Camden, South Carolina – Lawyer Tom Mullikin is spearheading an initiative to request a renaming of the landmark case Brown v. Board of Education, which played a pivotal role in dismantling the “separate but equal” doctrine. Mullikin, collaborating with a group advocating for the change, believes that the case should be renamed Briggs v. Elliott after the case filed in May 1950 in Clarendon County, South Carolina. The proposal challenges the traditional naming convention adopted by the Supreme Court when consolidating multiple cases into a single decision.
Mullikin asserts that the Supreme Court’s decision to designate the collective cases as Brown v. Board of Education deviated from established precedents. He argues that there is insufficient evidence in the records to support the adoption of the name Brown v. Board for the case in question. Thurgood Marshall, one of the attorneys involved in the Briggs case, later went on to argue the Brown v. Board of Education case before the Supreme Court. Originally, the plaintiffs in Briggs sought equal educational opportunities, but they subsequently amended their lawsuit to advocate for desegregation.
According to documents sourced from the South Carolina archives and cited by the Post and Courier, the defendant school district was found to be spending $179 per white student while allocating a mere $43 for each Black student. This glaring disparity in resource allocation highlighted the inequities in the education system and further underscored the significance of the Briggs case.
Nathaniel Briggs, son of Harry Briggs, a plaintiff in the Briggs case, is among those supporting the name change. Harry Briggs was terminated from his position as a gas station attendant after signing a petition advocating for equal resources for Black students. The school Harry Briggs’ son attended lacked essential amenities such as indoor plumbing and funding for a school bus. Driven by his life’s mission, Nathaniel Briggs is dedicated to recounting the story and championing the cause for changing the name of the case.

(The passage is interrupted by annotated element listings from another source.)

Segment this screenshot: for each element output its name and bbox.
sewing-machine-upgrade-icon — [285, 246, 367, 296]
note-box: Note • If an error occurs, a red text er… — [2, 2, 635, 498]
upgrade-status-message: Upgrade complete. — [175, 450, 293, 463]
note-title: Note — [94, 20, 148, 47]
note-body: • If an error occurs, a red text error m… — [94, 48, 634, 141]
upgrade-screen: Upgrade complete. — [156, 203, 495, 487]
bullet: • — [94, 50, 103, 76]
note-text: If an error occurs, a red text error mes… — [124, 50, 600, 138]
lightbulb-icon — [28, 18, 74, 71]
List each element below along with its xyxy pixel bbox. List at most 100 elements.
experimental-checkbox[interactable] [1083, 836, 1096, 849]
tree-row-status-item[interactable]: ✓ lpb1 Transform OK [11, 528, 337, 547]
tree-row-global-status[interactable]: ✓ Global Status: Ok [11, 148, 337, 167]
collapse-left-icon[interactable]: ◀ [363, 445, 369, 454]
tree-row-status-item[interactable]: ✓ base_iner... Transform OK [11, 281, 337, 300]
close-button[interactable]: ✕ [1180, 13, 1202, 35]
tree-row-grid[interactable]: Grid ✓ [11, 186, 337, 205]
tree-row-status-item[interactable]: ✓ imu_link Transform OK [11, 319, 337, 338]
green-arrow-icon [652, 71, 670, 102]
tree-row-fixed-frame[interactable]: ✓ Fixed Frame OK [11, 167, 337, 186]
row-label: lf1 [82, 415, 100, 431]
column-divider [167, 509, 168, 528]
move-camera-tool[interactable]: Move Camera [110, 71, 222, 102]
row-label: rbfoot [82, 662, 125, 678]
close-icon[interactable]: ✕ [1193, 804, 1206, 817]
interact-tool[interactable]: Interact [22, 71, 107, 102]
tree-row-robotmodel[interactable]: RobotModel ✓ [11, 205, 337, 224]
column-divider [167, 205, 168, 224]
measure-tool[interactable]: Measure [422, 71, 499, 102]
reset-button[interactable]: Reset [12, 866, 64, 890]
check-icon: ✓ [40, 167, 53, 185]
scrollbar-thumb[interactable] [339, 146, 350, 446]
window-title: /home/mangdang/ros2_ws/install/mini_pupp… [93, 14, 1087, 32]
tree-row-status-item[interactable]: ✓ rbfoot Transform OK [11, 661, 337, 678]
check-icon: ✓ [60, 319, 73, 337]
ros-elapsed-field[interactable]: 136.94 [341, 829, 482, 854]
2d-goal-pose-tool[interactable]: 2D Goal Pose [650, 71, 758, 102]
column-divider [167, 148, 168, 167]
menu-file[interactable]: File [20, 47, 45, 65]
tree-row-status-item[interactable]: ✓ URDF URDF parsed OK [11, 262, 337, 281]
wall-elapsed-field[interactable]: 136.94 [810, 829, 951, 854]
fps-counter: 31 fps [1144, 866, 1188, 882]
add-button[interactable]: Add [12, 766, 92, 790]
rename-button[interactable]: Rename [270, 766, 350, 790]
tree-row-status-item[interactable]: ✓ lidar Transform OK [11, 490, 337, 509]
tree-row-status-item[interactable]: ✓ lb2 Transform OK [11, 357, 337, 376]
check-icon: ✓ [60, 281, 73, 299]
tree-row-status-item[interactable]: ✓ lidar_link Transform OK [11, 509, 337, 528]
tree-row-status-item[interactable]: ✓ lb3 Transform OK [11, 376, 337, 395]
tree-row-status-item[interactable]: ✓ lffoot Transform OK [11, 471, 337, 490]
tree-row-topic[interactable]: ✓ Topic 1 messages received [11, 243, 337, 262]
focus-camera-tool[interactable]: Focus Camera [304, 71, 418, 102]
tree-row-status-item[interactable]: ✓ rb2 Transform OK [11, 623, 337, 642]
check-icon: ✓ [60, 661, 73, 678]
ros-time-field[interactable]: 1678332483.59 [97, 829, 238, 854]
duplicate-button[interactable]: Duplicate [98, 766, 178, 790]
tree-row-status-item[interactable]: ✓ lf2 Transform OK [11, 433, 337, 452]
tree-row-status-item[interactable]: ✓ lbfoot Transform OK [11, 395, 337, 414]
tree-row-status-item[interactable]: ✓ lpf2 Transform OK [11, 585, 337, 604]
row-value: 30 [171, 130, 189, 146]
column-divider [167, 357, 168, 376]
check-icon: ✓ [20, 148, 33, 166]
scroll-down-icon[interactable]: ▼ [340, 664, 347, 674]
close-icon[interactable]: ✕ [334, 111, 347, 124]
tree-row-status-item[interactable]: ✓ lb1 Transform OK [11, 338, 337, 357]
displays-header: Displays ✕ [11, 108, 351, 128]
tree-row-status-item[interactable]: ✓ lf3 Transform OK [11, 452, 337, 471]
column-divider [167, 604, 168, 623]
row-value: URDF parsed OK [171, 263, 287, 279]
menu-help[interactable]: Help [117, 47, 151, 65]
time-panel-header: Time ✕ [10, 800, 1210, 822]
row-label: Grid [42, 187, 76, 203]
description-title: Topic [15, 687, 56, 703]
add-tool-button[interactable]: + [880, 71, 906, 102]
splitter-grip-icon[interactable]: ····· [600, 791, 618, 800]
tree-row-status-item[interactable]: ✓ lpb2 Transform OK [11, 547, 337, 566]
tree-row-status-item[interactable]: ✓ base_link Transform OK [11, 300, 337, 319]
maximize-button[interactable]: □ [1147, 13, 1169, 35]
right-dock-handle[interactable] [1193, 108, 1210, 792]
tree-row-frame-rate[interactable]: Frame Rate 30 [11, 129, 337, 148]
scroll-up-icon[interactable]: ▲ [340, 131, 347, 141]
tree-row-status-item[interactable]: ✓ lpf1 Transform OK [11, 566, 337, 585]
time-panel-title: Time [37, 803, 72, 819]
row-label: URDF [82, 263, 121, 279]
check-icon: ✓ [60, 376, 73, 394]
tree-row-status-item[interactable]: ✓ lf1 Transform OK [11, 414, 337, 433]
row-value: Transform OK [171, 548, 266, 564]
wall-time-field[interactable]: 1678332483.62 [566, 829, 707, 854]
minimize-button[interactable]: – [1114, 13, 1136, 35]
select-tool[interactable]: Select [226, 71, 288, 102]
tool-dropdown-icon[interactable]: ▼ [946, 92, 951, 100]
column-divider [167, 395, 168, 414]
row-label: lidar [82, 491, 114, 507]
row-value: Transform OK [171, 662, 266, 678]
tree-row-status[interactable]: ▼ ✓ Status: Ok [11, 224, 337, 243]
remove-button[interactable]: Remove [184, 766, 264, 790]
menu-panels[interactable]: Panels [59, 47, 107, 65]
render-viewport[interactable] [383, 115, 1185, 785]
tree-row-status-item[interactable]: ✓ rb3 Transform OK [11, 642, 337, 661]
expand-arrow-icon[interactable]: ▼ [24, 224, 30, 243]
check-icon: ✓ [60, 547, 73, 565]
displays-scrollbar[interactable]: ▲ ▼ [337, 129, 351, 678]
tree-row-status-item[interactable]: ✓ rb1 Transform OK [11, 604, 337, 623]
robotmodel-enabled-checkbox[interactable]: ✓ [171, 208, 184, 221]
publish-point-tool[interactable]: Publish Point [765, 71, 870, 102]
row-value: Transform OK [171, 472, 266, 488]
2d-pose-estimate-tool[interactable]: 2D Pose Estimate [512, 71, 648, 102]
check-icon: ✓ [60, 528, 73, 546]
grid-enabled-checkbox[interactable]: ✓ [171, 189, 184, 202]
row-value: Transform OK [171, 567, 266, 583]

The effort to rename the case has garnered support from prominent figures, including Cecil Williams, a renowned civil rights photographer from South Carolina. Williams notes that the Supreme Court has never altered the name of a previously decided case. Acknowledging that some may consider the proposal unconventional or far-fetched, he remains committed to the name change, emphasizing that it represents a crucial step in rectifying the appropriation of a marginalized community’s legacy, history, and heritage.
While the initiative faces potential skepticism and opposition, its underlying objective is to shed light on the Briggs case’s historical significance and honor its pivotal role in advancing civil rights. By requesting a renaming of the case to Briggs v. Elliott, the hope is to reclaim and acknowledge the original case’s essence, amplifying the experiences and struggles of those involved.
How the legal community and the Supreme Court will respond to this unprecedented request remains to be seen. The initiative represents an important conversation about the importance of accurate historical representation and recognition of the individuals and cases that shaped the fight against segregation and discrimination in education. The potential renaming of the case would serve as a powerful statement, reaffirming the significance of the Briggs case and its lasting impact on the pursuit of equal rights and opportunities for all.